What is not less horrible is, that this young nun, only nine years of age, a dutiful child, immured by her aunt for this strange life, and having no other education, firmly believed that this was really the devout life, perfection, and sanctity, and followed this path in full confidence, upon the faith of her confessors.
The grand doctor of these nuns was the provincial of the Carmelites, Jean de la Vega. He had written the life of the Saint, and arranged her miracles; and he it was who had the skill to have her glorified, and her festival observed, though she was still alive. He himself was considered almost a saint by the vulgar. The monks said everywhere that, since the blessed Jean de la Croix, Spain had not seen a man so austere and penitent. According to their custom of designating illustrious doctors by a titular name (such as Angelic, Seraphic, &c.), he was called the Ecstatic. Being much stronger than the saint, he resisted the torture, where as she died in it: he confessed nothing, except that he had received the money for eleven thousand eight hundred masses that he had not said; and he got off with being banished to the convent of Duruelo.
[[1]] Molinos, Guida Spirituale (Venetia, 1685), pp. 86, 161.
[[2]] "Scala per salire al cielo,"—Guida, p. 138. lib. ii. ch. 18.
[[3]] Condemned articles, pp. 41, 42., Lat. transl. (Lipsiæ, 1687.)
CHAPTER XI.
NO MORE SYSTEMS;—AN EMBLEM.—BLOOD.—SEX.—THE IMMACULATE WOMAN.—THE SACRED HEART.—MARIE ALACOQUE.—DOUBLE MEANING OF SACRED HEART.—THE SEVENTEENTH CENTURY IS THE AGE OF DOUBLE MEANING.—CHIMERICAL POLICY OF THE JESUITS.—FATHER COLOMBIERE AND MARIE ALACOQUE, 1675.—ENGLAND;—PAPIST CONSPIRACY.—FIRST ALTAR OF THE SACRED HEART, 1685.—RUIN OF THE GALLICANS, 1693;—OF THE QUIETISTS, 1698;—OF PORT ROYAL, 1709.—THEOLOGY ANNIHILATED IN THE EIGHTEENTH CENTURY.—MATERIALITY OF THE SACRED HEART.—JESUITICAL ART.

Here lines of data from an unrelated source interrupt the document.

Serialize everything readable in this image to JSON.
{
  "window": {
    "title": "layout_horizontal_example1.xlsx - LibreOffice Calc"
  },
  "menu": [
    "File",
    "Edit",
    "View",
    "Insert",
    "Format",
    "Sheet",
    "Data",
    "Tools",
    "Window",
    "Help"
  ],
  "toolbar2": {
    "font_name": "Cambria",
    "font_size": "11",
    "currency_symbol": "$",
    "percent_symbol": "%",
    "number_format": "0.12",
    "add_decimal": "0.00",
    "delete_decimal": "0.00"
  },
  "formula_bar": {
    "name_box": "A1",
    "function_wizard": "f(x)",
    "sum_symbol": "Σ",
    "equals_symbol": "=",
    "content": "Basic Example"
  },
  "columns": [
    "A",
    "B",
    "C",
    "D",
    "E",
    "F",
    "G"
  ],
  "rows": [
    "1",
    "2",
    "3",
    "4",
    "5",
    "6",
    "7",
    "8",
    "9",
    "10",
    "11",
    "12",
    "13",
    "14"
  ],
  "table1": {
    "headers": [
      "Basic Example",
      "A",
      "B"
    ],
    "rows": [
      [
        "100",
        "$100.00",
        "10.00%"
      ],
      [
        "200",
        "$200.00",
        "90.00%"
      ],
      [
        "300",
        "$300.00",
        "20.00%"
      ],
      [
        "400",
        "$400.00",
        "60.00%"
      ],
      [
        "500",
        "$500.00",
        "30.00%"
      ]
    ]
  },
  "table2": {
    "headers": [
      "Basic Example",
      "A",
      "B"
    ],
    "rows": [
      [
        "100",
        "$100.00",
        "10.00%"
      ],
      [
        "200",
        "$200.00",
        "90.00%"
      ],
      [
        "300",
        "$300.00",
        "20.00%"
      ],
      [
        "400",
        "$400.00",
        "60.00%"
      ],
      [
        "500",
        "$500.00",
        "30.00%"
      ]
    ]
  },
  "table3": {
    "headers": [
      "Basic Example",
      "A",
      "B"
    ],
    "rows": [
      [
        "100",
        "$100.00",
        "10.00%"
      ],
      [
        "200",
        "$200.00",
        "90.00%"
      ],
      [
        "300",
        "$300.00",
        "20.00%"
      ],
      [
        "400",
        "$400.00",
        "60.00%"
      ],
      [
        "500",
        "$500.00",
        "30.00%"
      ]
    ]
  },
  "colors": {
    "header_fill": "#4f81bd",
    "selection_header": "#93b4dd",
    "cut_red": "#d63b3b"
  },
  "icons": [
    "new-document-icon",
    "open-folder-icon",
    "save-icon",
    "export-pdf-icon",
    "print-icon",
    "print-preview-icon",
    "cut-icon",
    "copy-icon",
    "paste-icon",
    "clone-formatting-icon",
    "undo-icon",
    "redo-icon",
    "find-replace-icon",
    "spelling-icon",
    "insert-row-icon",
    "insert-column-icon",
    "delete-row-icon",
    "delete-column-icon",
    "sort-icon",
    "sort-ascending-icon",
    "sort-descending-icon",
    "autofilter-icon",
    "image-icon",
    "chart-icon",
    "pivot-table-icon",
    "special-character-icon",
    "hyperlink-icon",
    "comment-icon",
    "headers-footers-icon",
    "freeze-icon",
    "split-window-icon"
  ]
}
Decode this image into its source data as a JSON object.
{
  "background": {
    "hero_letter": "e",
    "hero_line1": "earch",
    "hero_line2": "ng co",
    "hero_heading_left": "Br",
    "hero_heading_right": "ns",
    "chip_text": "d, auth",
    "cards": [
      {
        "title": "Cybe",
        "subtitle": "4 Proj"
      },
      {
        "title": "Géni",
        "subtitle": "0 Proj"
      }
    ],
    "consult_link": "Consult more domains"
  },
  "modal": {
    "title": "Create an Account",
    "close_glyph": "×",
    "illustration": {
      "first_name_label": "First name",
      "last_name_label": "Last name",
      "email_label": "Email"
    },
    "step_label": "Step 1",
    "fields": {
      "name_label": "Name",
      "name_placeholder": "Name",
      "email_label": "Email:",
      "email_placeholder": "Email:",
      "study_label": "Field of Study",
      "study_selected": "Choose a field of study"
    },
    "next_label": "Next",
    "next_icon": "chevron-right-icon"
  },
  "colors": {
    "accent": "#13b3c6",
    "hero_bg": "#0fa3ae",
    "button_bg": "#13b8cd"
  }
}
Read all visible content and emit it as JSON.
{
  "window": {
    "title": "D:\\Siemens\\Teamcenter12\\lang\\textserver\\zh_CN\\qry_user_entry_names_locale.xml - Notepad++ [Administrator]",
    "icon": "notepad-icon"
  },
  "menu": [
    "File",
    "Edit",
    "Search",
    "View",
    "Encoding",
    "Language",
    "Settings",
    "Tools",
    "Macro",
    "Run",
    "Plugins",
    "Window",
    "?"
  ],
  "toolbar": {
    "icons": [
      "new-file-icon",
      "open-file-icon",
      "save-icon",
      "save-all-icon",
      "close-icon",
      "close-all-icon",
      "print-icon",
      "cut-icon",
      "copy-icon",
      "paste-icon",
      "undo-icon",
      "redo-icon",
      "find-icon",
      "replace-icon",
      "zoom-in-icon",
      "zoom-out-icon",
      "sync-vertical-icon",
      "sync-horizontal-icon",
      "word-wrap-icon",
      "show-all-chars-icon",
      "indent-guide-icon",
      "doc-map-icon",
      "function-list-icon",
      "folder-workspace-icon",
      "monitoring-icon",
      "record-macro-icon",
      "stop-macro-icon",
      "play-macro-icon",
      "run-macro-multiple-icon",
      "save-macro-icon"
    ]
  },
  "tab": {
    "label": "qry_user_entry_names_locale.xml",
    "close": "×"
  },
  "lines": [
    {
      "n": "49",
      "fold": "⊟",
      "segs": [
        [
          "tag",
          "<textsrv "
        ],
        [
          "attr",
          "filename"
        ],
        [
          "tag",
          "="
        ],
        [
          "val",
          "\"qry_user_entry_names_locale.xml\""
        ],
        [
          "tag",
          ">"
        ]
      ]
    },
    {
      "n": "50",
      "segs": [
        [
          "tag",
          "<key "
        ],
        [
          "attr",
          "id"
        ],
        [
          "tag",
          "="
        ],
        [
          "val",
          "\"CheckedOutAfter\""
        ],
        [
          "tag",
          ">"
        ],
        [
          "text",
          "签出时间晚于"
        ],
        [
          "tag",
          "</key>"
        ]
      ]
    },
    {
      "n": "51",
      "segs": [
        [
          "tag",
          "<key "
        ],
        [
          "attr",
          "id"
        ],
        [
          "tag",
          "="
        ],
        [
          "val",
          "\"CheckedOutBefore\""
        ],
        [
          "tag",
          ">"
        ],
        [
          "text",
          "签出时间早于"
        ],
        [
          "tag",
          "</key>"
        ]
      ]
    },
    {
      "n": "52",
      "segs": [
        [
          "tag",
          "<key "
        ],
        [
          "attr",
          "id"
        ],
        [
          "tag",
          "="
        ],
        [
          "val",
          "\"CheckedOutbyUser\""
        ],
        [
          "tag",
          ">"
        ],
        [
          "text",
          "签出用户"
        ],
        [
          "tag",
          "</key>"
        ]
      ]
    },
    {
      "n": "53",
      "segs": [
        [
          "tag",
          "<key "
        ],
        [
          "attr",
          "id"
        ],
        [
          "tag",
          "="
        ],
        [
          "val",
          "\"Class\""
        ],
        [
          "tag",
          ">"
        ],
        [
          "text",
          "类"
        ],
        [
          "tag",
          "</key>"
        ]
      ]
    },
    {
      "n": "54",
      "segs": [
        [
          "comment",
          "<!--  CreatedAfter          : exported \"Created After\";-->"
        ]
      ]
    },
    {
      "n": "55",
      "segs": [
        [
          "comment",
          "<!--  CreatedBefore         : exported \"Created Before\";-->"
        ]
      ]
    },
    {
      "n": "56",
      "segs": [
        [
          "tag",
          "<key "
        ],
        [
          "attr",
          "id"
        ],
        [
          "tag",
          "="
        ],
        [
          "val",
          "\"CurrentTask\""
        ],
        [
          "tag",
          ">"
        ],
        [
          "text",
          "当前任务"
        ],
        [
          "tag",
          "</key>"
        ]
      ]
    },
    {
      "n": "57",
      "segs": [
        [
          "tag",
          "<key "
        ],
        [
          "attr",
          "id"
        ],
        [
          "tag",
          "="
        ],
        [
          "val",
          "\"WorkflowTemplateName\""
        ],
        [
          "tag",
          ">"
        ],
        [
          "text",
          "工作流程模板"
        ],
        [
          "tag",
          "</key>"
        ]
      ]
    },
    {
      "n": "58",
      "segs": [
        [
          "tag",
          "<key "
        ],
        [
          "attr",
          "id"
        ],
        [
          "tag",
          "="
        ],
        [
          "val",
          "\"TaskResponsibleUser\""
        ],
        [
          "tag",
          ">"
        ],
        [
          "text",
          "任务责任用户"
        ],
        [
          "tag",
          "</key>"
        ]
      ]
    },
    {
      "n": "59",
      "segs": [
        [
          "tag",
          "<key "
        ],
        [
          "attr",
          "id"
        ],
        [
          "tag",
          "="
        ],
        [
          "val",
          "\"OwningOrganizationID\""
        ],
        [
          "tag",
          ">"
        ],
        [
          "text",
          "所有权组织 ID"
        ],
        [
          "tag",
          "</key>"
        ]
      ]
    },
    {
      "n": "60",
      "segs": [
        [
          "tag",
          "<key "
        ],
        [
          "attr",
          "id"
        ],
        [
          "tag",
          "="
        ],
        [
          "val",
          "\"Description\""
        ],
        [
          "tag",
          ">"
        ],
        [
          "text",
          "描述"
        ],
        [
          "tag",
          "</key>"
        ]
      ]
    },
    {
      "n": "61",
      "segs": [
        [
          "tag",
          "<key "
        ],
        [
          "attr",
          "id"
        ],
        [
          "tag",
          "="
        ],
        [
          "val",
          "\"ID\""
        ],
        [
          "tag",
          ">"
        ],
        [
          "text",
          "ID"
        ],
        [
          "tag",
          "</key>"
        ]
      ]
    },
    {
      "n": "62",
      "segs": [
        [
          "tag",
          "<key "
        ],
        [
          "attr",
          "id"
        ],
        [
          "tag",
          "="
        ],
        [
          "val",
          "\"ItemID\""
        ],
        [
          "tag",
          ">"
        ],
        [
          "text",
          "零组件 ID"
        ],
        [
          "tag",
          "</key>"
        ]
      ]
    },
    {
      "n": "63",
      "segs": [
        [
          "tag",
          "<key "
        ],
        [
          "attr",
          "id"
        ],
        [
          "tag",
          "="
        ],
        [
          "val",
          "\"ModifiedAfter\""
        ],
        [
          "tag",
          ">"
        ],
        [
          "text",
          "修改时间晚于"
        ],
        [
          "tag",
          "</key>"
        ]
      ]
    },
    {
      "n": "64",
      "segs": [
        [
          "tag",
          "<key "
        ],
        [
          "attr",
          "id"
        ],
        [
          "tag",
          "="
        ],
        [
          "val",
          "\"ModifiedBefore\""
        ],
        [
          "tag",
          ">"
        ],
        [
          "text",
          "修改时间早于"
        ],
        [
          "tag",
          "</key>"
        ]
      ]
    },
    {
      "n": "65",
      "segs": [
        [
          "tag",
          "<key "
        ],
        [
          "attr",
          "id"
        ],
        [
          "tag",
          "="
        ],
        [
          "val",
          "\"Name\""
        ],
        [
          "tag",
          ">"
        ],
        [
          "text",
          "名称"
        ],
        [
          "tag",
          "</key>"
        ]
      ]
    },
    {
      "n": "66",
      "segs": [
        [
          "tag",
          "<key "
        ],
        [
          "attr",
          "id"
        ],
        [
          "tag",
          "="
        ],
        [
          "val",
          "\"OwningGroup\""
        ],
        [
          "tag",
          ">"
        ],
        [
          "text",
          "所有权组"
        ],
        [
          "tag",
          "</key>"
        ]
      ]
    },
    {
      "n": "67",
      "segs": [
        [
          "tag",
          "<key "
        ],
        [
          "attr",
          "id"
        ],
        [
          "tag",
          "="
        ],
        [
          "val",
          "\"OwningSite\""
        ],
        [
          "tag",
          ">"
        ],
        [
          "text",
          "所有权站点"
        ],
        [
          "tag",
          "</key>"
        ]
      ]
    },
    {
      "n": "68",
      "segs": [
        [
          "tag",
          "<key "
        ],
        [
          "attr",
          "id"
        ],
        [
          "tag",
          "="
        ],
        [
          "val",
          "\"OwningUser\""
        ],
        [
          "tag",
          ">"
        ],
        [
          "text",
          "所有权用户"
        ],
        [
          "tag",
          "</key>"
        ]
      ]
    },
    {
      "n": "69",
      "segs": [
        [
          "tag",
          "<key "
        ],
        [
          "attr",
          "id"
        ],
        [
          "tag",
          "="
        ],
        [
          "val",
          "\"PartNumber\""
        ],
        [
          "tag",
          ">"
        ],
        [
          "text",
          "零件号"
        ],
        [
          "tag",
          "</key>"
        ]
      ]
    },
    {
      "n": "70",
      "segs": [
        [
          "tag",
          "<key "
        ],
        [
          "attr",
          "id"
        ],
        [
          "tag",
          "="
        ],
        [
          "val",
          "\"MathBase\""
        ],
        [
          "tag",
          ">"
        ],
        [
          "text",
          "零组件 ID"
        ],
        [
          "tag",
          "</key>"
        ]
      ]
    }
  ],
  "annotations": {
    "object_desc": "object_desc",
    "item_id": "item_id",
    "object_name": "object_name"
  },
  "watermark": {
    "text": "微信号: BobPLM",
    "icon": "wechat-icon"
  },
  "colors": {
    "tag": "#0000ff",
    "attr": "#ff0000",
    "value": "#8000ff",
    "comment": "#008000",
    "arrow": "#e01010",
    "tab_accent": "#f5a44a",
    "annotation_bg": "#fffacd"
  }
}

Quietism, so accused of being obscure, was but too evident. It formed into a system, and established frankly, as supreme perfection, that state of immobility and impotency which the soul reaches at last, when it surrenders its activity.
Was it not simplicity itself to prescribe in set terms this lethargic doctrine, and give out noisily a theory of sleep? "Do not speak so loud if you want to make people doze?" This is what the theologians, men of business, instinctively perceived; they cared little for theology, and only wanted results.